Among many changes, the measure expands the list of people who can consent to an unconscious patient becoming a donor, and makes it clear that a person's decision to be an organ donor cannot be revoked by anyone else.
"If someone says they want to be an organ donor, then what this says is that they are going to be an organ donor -- families can't override that decision. That's a situation that occurs very commonly," said Robert M. Sade, the American Medical Association's representative to the committee that drafted the measure. "The idea behind this is to facilitate organ donation as much as possible."
The most controversial section deals with unconscious patients who have signed donor cards but also "living wills" or other documents that state that they do not want a ventilator or other medical care to keep them alive, which is sometimes necessary to maintain organ viability until a transplant can take place. Under the act, the donor card trumps the living will, which triggered objections from some bioethicists and doctors who care for critically ill patients.
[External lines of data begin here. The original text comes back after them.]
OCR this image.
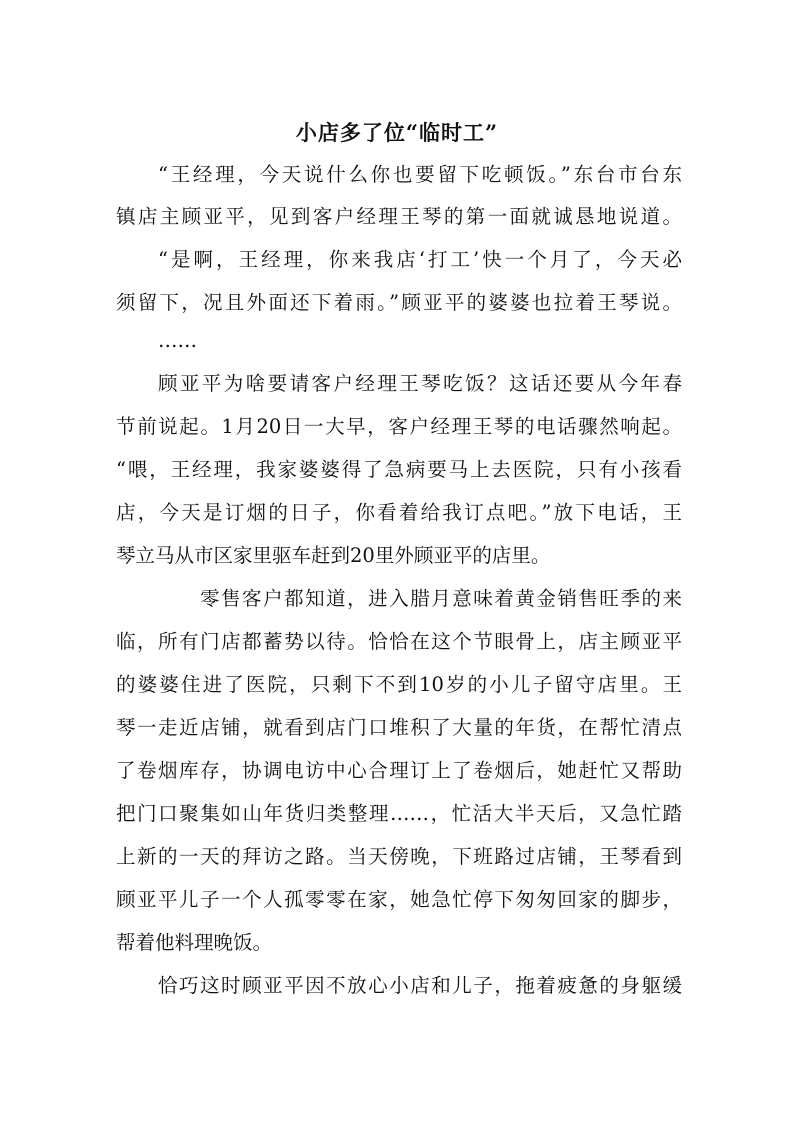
小店多了位“临时工”
“王经理，今天说什么你也要留下吃顿饭。”东台市台东
镇店主顾亚平，见到客户经理王琴的第一面就诚恳地说道。
“是啊，王经理，你来我店‘打工’快一个月了，今天必
须留下，况且外面还下着雨。”顾亚平的婆婆也拉着王琴说。
……
顾亚平为啥要请客户经理王琴吃饭？这话还要从今年春
节前说起。1月20日一大早，客户经理王琴的电话骤然响起。
“喂，王经理，我家婆婆得了急病要马上去医院，只有小孩看
店，今天是订烟的日子，你看着给我订点吧。”放下电话，王
琴立马从市区家里驱车赶到20里外顾亚平的店里。
零售客户都知道，进入腊月意味着黄金销售旺季的来
临，所有门店都蓄势以待。恰恰在这个节眼骨上，店主顾亚平
的婆婆住进了医院，只剩下不到10岁的小儿子留守店里。王
琴一走近店铺，就看到店门口堆积了大量的年货，在帮忙清点
了卷烟库存，协调电访中心合理订上了卷烟后，她赶忙又帮助
把门口聚集如山年货归类整理……，忙活大半天后，又急忙踏
上新的一天的拜访之路。当天傍晚，下班路过店铺，王琴看到
顾亚平儿子一个人孤零零在家，她急忙停下匆匆回家的脚步，
帮着他料理晚饭。
恰巧这时顾亚平因不放心小店和儿子，拖着疲惫的身躯缓
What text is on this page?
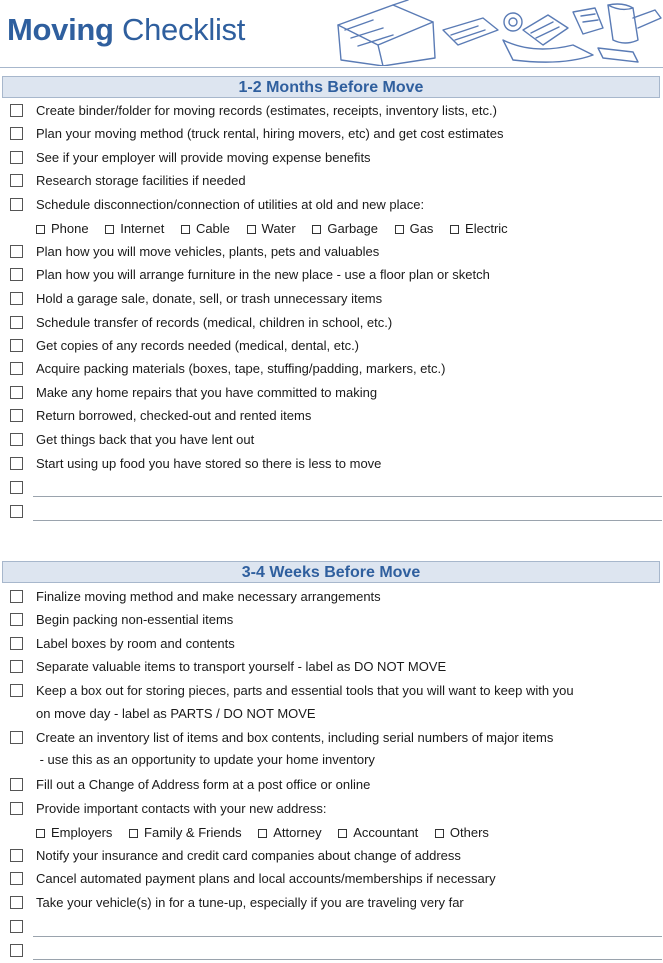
Moving Checklist
1-2 Months Before Move
Create binder/folder for moving records (estimates, receipts, inventory lists, etc.)
Plan your moving method (truck rental, hiring movers, etc) and get cost estimates
See if your employer will provide moving expense benefits
Research storage facilities if needed
Schedule disconnection/connection of utilities at old and new place:
Phone Internet Cable Water Garbage Gas Electric
Plan how you will move vehicles, plants, pets and valuables
Plan how you will arrange furniture in the new place - use a floor plan or sketch
Hold a garage sale, donate, sell, or trash unnecessary items
Schedule transfer of records (medical, children in school, etc.)
Get copies of any records needed (medical, dental, etc.)
Acquire packing materials (boxes, tape, stuffing/padding, markers, etc.)
Make any home repairs that you have committed to making
Return borrowed, checked-out and rented items
Get things back that you have lent out
Start using up food you have stored so there is less to move
3-4 Weeks Before Move
Finalize moving method and make necessary arrangements
Begin packing non-essential items
Label boxes by room and contents
Separate valuable items to transport yourself - label as DO NOT MOVE
Keep a box out for storing pieces, parts and essential tools that you will want to keep with you
on move day - label as PARTS / DO NOT MOVE
Create an inventory list of items and box contents, including serial numbers of major items
- use this as an opportunity to update your home inventory
Fill out a Change of Address form at a post office or online
Provide important contacts with your new address:
Employers Family & Friends Attorney Accountant Others
Notify your insurance and credit card companies about change of address
Cancel automated payment plans and local accounts/memberships if necessary
Take your vehicle(s) in for a tune-up, especially if you are traveling very far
"It's a false assumption that it's more important for everyone to donate organs than avoid machinery at the end of life," said Michael A. DeVita, an intensive-care specialist at the University of Pittsburgh. "For some people, avoiding a machine may be more important than donating their organs."
In response, the commission sent states substitute language that calls for family members or others to be consulted in such situations to try to determine what the donor would have wanted. Those states that have approved the law already, however, will have to wait until next year to amend it.
While that satisfied DeVita, others remain uneasy that the law would still put organ donation on an equal footing with declared end-of-life wishes.
"I think a person's instructions for end-of-life care should always take precedence over 'make me an organ donor,' " Caplan said.
Others are troubled by the cumulative effect of the proposed changes.
"My concern is that the dying patient is going to be neglected or even harmed for the benefit of someone else," said Gail A. Van Norman, a professor of anesthesiology and bioethics at the University of Washington in Seattle.
The measure, for example, aims to establish more computerized registries of people who have agreed to be donors but makes no similar provision for those who do not want to be donors. It also gives organ procurement organizations the power to keep potential donors on life-support while they evaluate their organs' suitability for transplantation.
"For a family that's been sitting at a bedside struggling to make an end-of-life decision, asking them to wait even 12 hours can be huge," Iltis said. "This seems to give organ procurement organizations significantly more authority over what happens to patients who could be donors."
Sade and others defended the model law, saying it strikes the proper balance between fulfilling the wishes of those who want to donate and protecting end-of-life care.
"If there's a patient requiring palliative or comfort care, you treat them first. That's clear. This doesn't change that balance," said Christina W. Strong, who represented the Association of Organ Procurement Organizations. "What it does is make sure that to free up an ICU bed a hospital doesn't forget the patient may have wanted to be a donor or their family may want them to be a donor."
But some are concerned that the measure could backfire, frightening people away from signing donor cards.
"Anything that blurs that line between patient-comfort-care-first, organ-donation-later is going to make the American public very nervous," Caplan said.